Big Blue as early as next year will also begin to offer what Paget called "virtual blades," in which a server blade system could be partitioned internally to not only have separate, hot-swappable hardware components, but virtual software partitions that could be re-allocated or fail-over on the fly.
Paget said company's such as VMWare, also at Comdex, "have some very interesting products" that allow for such virtual blades, and that Big Blue is aggressively looking in to deploying such technology on their future server blades.
HP is expected to jump into the server blade market within weeks. Officials previously announced that HP's "Powerbar" server blades would debut in the fourth quarter of this year. Powerbar server blades will utilize both HP's own PA-RISC processors as well as chips from Intel, HP officials said.
Although each of the server blades from Compaq, IBM, HP, and others are similar from the front -- modular and removable from a backplane that provides cabling and power -- the real battle in the server blade market will take place from the rear, explained analyst Enck.

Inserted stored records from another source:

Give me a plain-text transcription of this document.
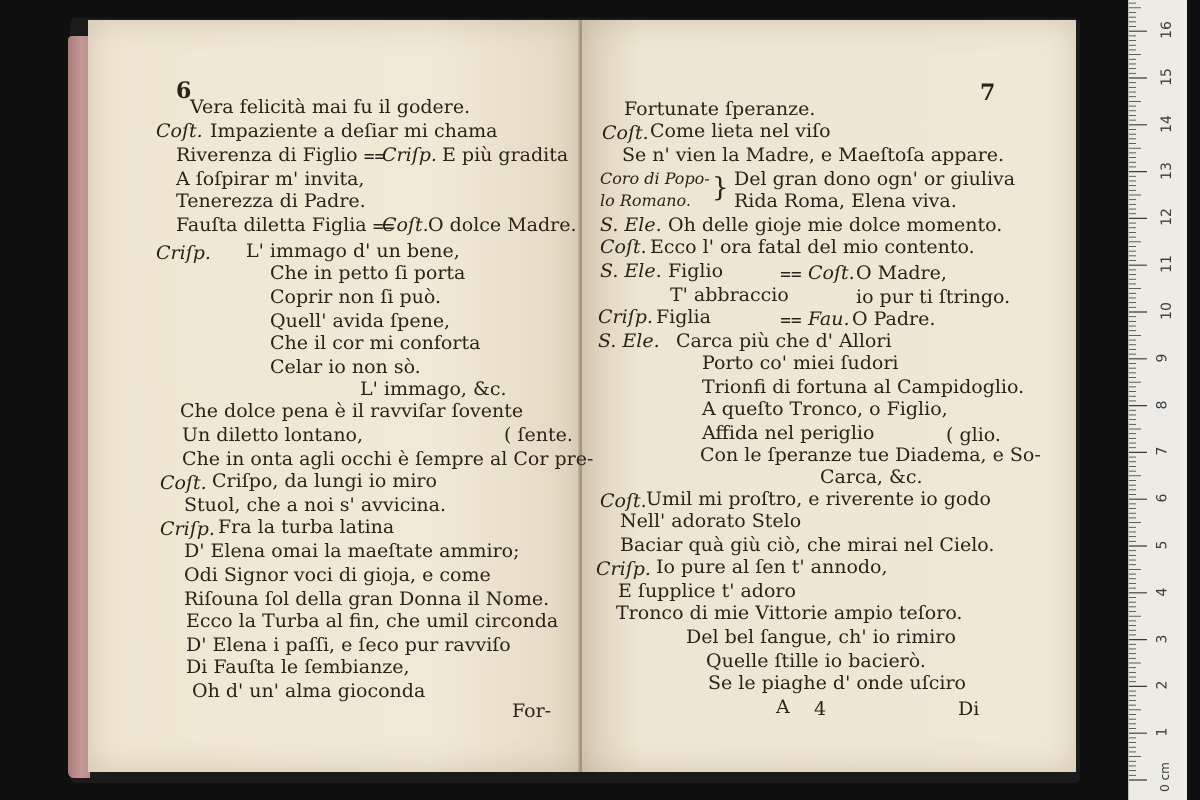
6
Vera felicità mai fu il godere.
Coſt. Impaziente a deſiar mi chama
Riverenza di Figlio ⩵
Criſp. E più gradita
A ſoſpirar m' invita,
Tenerezza di Padre.
Fauſta diletta Figlia ⩵
Coſt. O dolce Madre.
Criſp. L' immago d' un bene,
Che in petto ſi porta
Coprir non ſi può.
Quell' avida ſpene,
Che il cor mi conforta
Celar io non sò.
L' immago, &c.
Che dolce pena è il ravviſar ſovente
Un diletto lontano,	( ſente.
Che in onta agli occhi è ſempre al Cor pre-
Coſt. Criſpo, da lungi io miro
Stuol, che a noi s' avvicina.
Criſp. Fra la turba latina
D' Elena omai la maeſtate ammiro;
Odi Signor voci di gioja, e come
Riſouna ſol della gran Donna il Nome.
Ecco la Turba al fin, che umil circonda
D' Elena i paſſi, e ſeco pur ravviſo
Di Fauſta le ſembianze,
Oh d' un' alma gioconda
For-
7
Fortunate ſperanze.
Coſt. Come lieta nel viſo
Se n' vien la Madre, e Maeſtoſa appare.
Coro di Popo-
lo Romano. } Del gran dono ogn' or giuliva
Rida Roma, Elena viva.
S. Ele. Oh delle gioje mie dolce momento.
Coſt. Ecco l' ora fatal del mio contento.
S. Ele. Figlio	⩵ Coſt. O Madre,
T' abbraccio	io pur ti ſtringo.
Criſp. Figlia	⩵ Fau. O Padre.
S. Ele. Carca più che d' Allori
Porto co' miei ſudori
Trionfi di fortuna al Campidoglio.
A queſto Tronco, o Figlio,
Affida nel periglio	( glio.
Con le ſperanze tue Diadema, e So-
Carca, &c.
Coſt. Umil mi proſtro, e riverente io godo
Nell' adorato Stelo
Baciar quà giù ciò, che mirai nel Cielo.
Criſp. Io pure al ſen t' annodo,
E ſupplice t' adoro
Tronco di mie Vittorie ampio teſoro.
Del bel ſangue, ch' io rimiro
Quelle ſtille io bacierò.
Se le piaghe d' onde uſciro
A 4	Di
1
2
3
4
5
6
7
8
9
10
11
12
13
14
15
16
0 cm
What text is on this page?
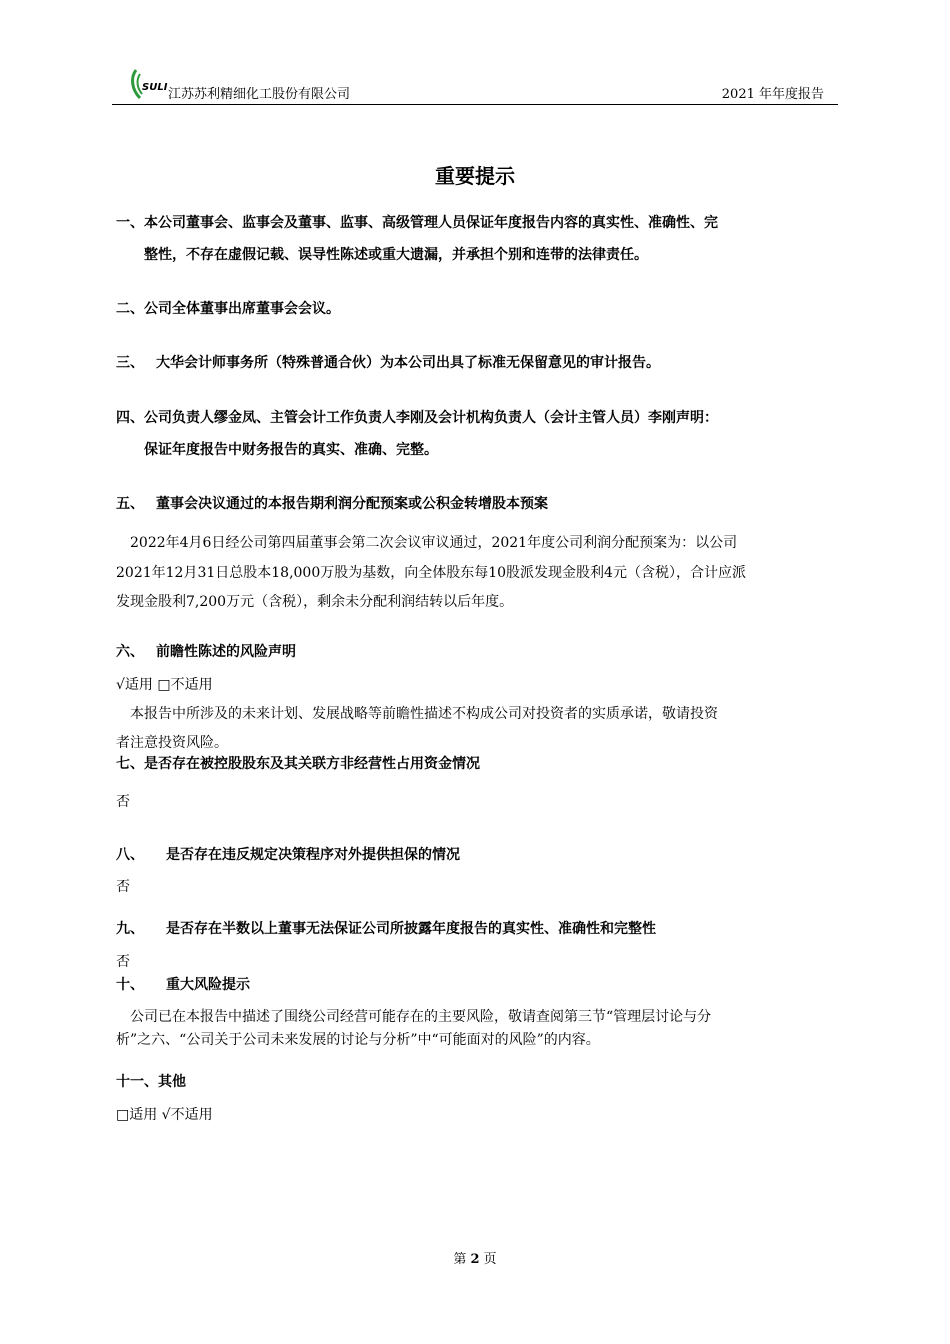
SULI 江苏苏利精细化工股份有限公司	2021 年年度报告
重要提示
一、本公司董事会、监事会及董事、监事、高级管理人员保证年度报告内容的真实性、准确性、完
整性，不存在虚假记载、误导性陈述或重大遗漏，并承担个别和连带的法律责任。
二、公司全体董事出席董事会会议。
三、 大华会计师事务所（特殊普通合伙）为本公司出具了标准无保留意见的审计报告。
四、公司负责人缪金凤、主管会计工作负责人李刚及会计机构负责人（会计主管人员）李刚声明：
保证年度报告中财务报告的真实、准确、完整。
五、 董事会决议通过的本报告期利润分配预案或公积金转增股本预案
2022年4月6日经公司第四届董事会第二次会议审议通过，2021年度公司利润分配预案为：以公司
2021年12月31日总股本18,000万股为基数，向全体股东每10股派发现金股利4元（含税），合计应派
发现金股利7,200万元（含税），剩余未分配利润结转以后年度。
六、 前瞻性陈述的风险声明
√适用 □不适用
本报告中所涉及的未来计划、发展战略等前瞻性描述不构成公司对投资者的实质承诺，敬请投资
者注意投资风险。
七、是否存在被控股股东及其关联方非经营性占用资金情况
否
八、 是否存在违反规定决策程序对外提供担保的情况
否
九、 是否存在半数以上董事无法保证公司所披露年度报告的真实性、准确性和完整性
否
十、 重大风险提示
公司已在本报告中描述了围绕公司经营可能存在的主要风险，敬请查阅第三节“管理层讨论与分
析”之六、“公司关于公司未来发展的讨论与分析”中“可能面对的风险”的内容。
十一、其他
□适用 √不适用
第 2 页
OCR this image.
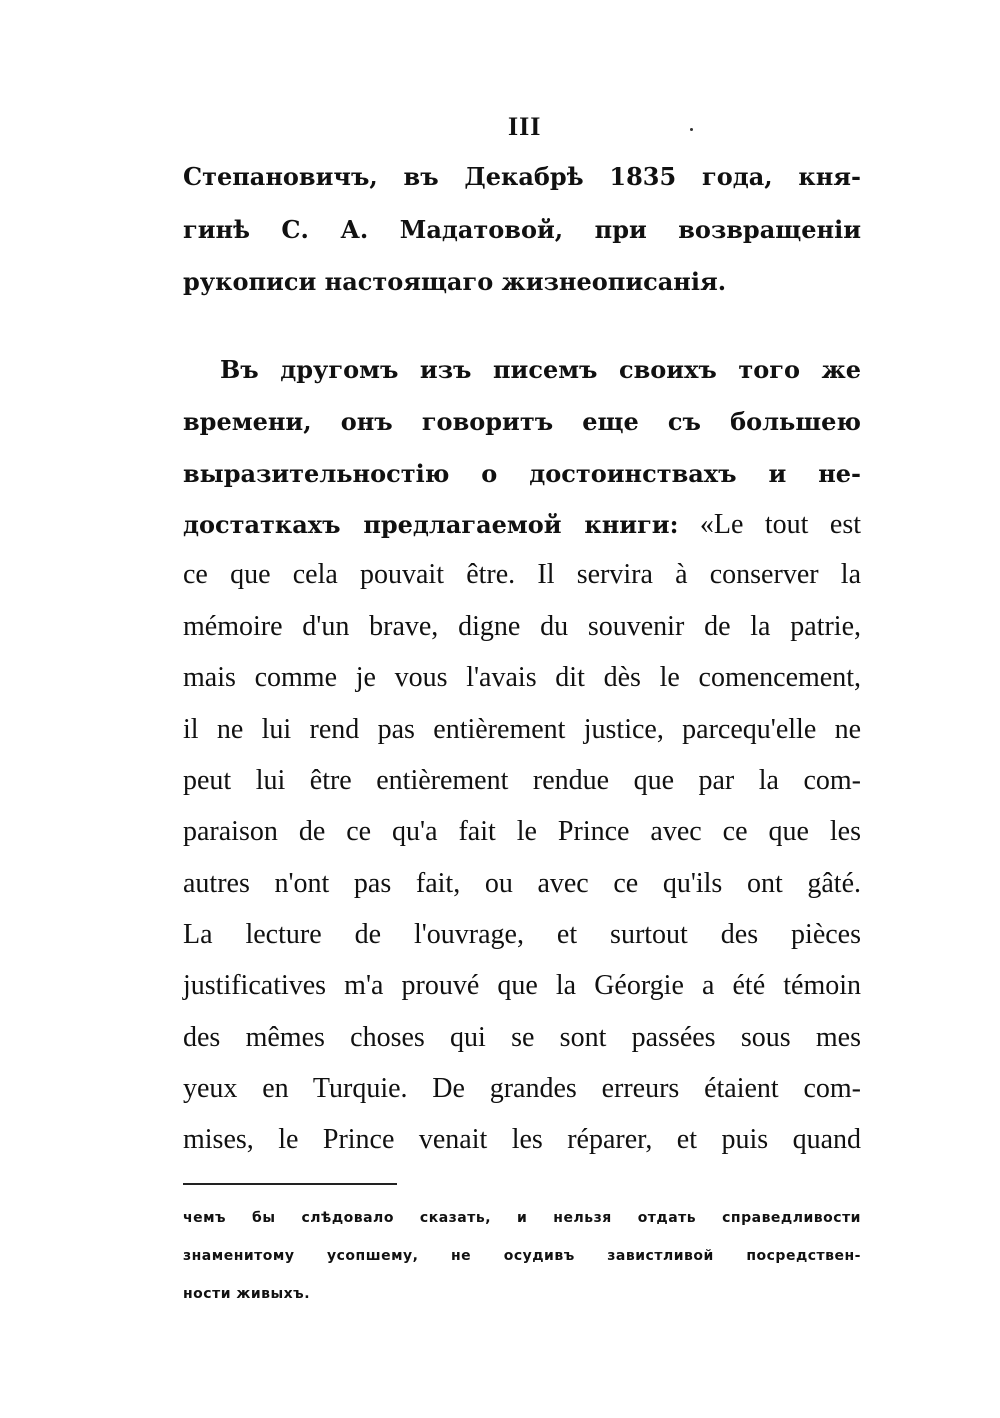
III

Степановичъ, въ Декабрѣ 1835 года, кня-

гинѣ С. А. Мадатовой, при возвращеніи

рукописи настоящаго жизнеописанія.

Въ другомъ изъ писемъ своихъ того же

времени, онъ говоритъ еще съ большею

выразительностію о достоинствахъ и не-

достаткахъ предлагаемой книги: «Le tout est

ce que cela pouvait être. Il servira à conserver la

mémoire d'un brave, digne du souvenir de la patrie,

mais comme je vous l'avais dit dès le comencement,

il ne lui rend pas entièrement justice, parcequ'elle ne

peut lui être entièrement rendue que par la com-

paraison de ce qu'a fait le Prince avec ce que les

autres n'ont pas fait, ou avec ce qu'ils ont gâté.

La lecture de l'ouvrage, et surtout des pièces

justificatives m'a prouvé que la Géorgie a été témoin

des mêmes choses qui se sont passées sous mes

yeux en Turquie. De grandes erreurs étaient com-

mises, le Prince venait les réparer, et puis quand

чемъ бы слѣдовало сказать, и нельзя отдать справедливости

знаменитому усопшему, не осудивъ завистливой посредствен-

ности живыхъ.
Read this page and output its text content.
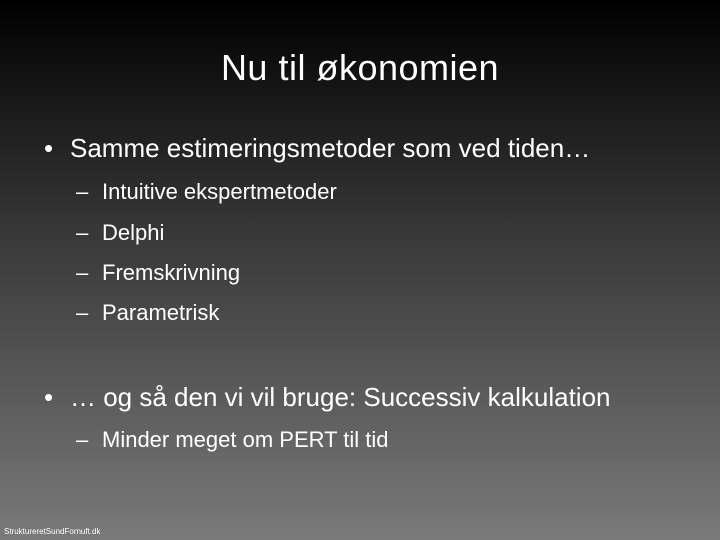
Nu til økonomien
• Samme estimeringsmetoder som ved tiden…
– Intuitive ekspertmetoder
– Delphi
– Fremskrivning
– Parametrisk
• … og så den vi vil bruge: Successiv kalkulation
– Minder meget om PERT til tid
StruktureretSundFornuft.dk
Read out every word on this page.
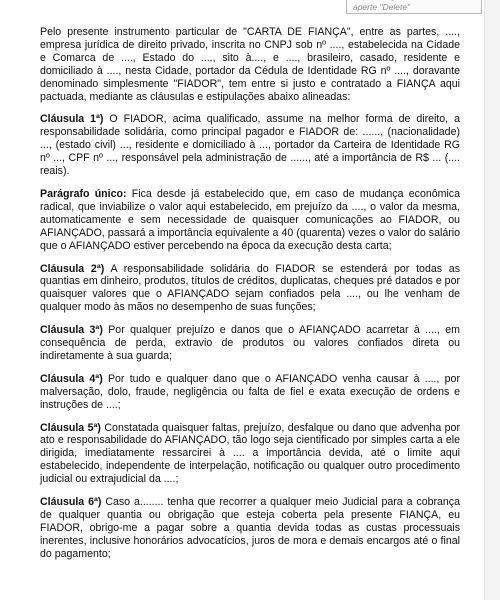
aperte "Delete"

Pelo presente instrumento particular de "CARTA DE FIANÇA", entre as partes, ...., empresa jurídica de direito privado, inscrita no CNPJ sob nº ...., estabelecida na Cidade e Comarca de ...., Estado do ...., sito à...., e ...., brasileiro, casado, residente e domiciliado à ...., nesta Cidade, portador da Cédula de Identidade RG nº ...., doravante denominado simplesmente "FIADOR", tem entre si justo e contratado a FIANÇA aqui pactuada, mediante as cláusulas e estipulações abaixo alineadas:

Cláusula 1ª) O FIADOR, acima qualificado, assume na melhor forma de direito, a responsabilidade solidária, como principal pagador e FIADOR de: ......, (nacionalidade) ..., (estado civil) ..., residente e domiciliado à ..., portador da Carteira de Identidade RG nº ..., CPF nº ..., responsável pela administração de ......, até a importância de R$ ... (.... reais).

Parágrafo único: Fica desde já estabelecido que, em caso de mudança econômica radical, que inviabilize o valor aqui estabelecido, em prejuízo da ...., o valor da mesma, automaticamente e sem necessidade de quaisquer comunicações ao FIADOR, ou AFIANÇADO, passará a importância equivalente a 40 (quarenta) vezes o valor do salário que o AFIANÇADO estiver percebendo na época da execução desta carta;

Cláusula 2ª) A responsabilidade solidária do FIADOR se estenderá por todas as quantias em dinheiro, produtos, títulos de créditos, duplicatas, cheques pré datados e por quaisquer valores que o AFIANÇADO sejam confiados pela ...., ou lhe venham de qualquer modo às mãos no desempenho de suas funções;

Cláusula 3ª) Por qualquer prejuízo e danos que o AFIANÇADO acarretar à ...., em consequência de perda, extravio de produtos ou valores confiados direta ou indiretamente à sua guarda;

Cláusula 4ª) Por tudo e qualquer dano que o AFIANÇADO venha causar à ...., por malversação, dolo, fraude, negligência ou falta de fiel e exata execução de ordens e instruções de ....;

Cláusula 5ª) Constatada quaisquer faltas, prejuízo, desfalque ou dano que advenha por ato e responsabilidade do AFIANÇADO, tão logo seja cientificado por simples carta a ele dirigida, imediatamente ressarcirei à .... a importância devida, até o limite aqui estabelecido, independente de interpelação, notificação ou qualquer outro procedimento judicial ou extrajudicial da ....;

Cláusula 6ª) Caso a........ tenha que recorrer a qualquer meio Judicial para a cobrança de qualquer quantia ou obrigação que esteja coberta pela presente FIANÇA, eu FIADOR, obrigo-me a pagar sobre a quantia devida todas as custas processuais inerentes, inclusive honorários advocatícios, juros de mora e demais encargos até o final do pagamento;
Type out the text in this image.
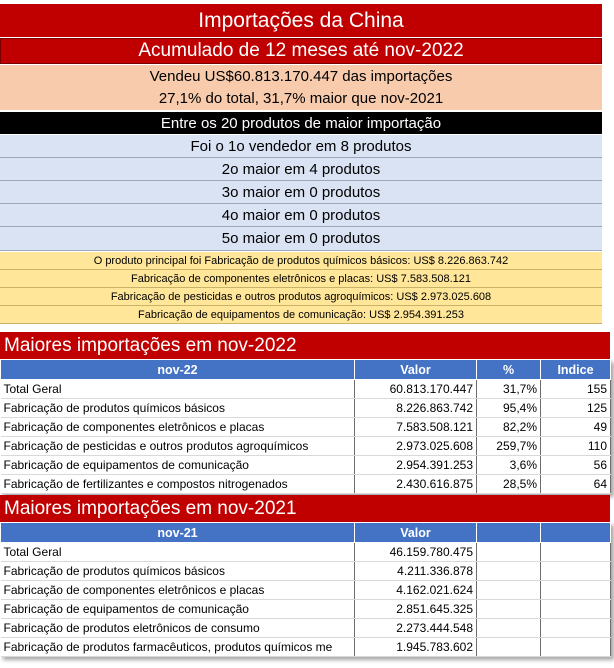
Importações da China
Acumulado de 12 meses até nov-2022
Vendeu US$60.813.170.447 das importações
27,1% do total, 31,7% maior que nov-2021
Entre os 20 produtos de maior importação
Foi o 1o vendedor em 8 produtos
2o maior em 4 produtos
3o maior em 0 produtos
4o maior em 0 produtos
5o maior em 0 produtos
O produto principal foi Fabricação de produtos químicos básicos: US$ 8.226.863.742
Fabricação de componentes eletrônicos e placas: US$ 7.583.508.121
Fabricação de pesticidas e outros produtos agroquímicos: US$ 2.973.025.608
Fabricação de equipamentos de comunicação: US$ 2.954.391.253
Maiores importações em nov-2022
nov-22	Valor	%	Indice
Total Geral	60.813.170.447	31,7%	155
Fabricação de produtos químicos básicos	8.226.863.742	95,4%	125
Fabricação de componentes eletrônicos e placas	7.583.508.121	82,2%	49
Fabricação de pesticidas e outros produtos agroquímicos	2.973.025.608	259,7%	110
Fabricação de equipamentos de comunicação	2.954.391.253	3,6%	56
Fabricação de fertilizantes e compostos nitrogenados	2.430.616.875	28,5%	64
Maiores importações em nov-2021
nov-21	Valor		
Total Geral	46.159.780.475		
Fabricação de produtos químicos básicos	4.211.336.878		
Fabricação de componentes eletrônicos e placas	4.162.021.624		
Fabricação de equipamentos de comunicação	2.851.645.325		
Fabricação de produtos eletrônicos de consumo	2.273.444.548		
Fabricação de produtos farmacêuticos, produtos químicos me	1.945.783.602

The blades greatest momentum won't come, he explained, until companies such as Compaq, IBM, and HP can agree on a standard for the backplanes of server blades that allow customer to swap out one company's server blade with another.
"We are going to see bigger blades," Enck said. "I've seen eight-way prototypes, the technology is coming. The killer point of blades is that there is no standard for what the blade interface and what the chassis is. Every vendor is different. So there is going to be a big war over standards in the next 18 months."
"Some vendors are saying Infiniband [should be the standard], others are saying PCI," Enck said. "HP is trying to lead the cause and promote the use of the PCI standard for the backplane interconnect. That would be a great starting point, but any point is a great starting point when trying to define a standard."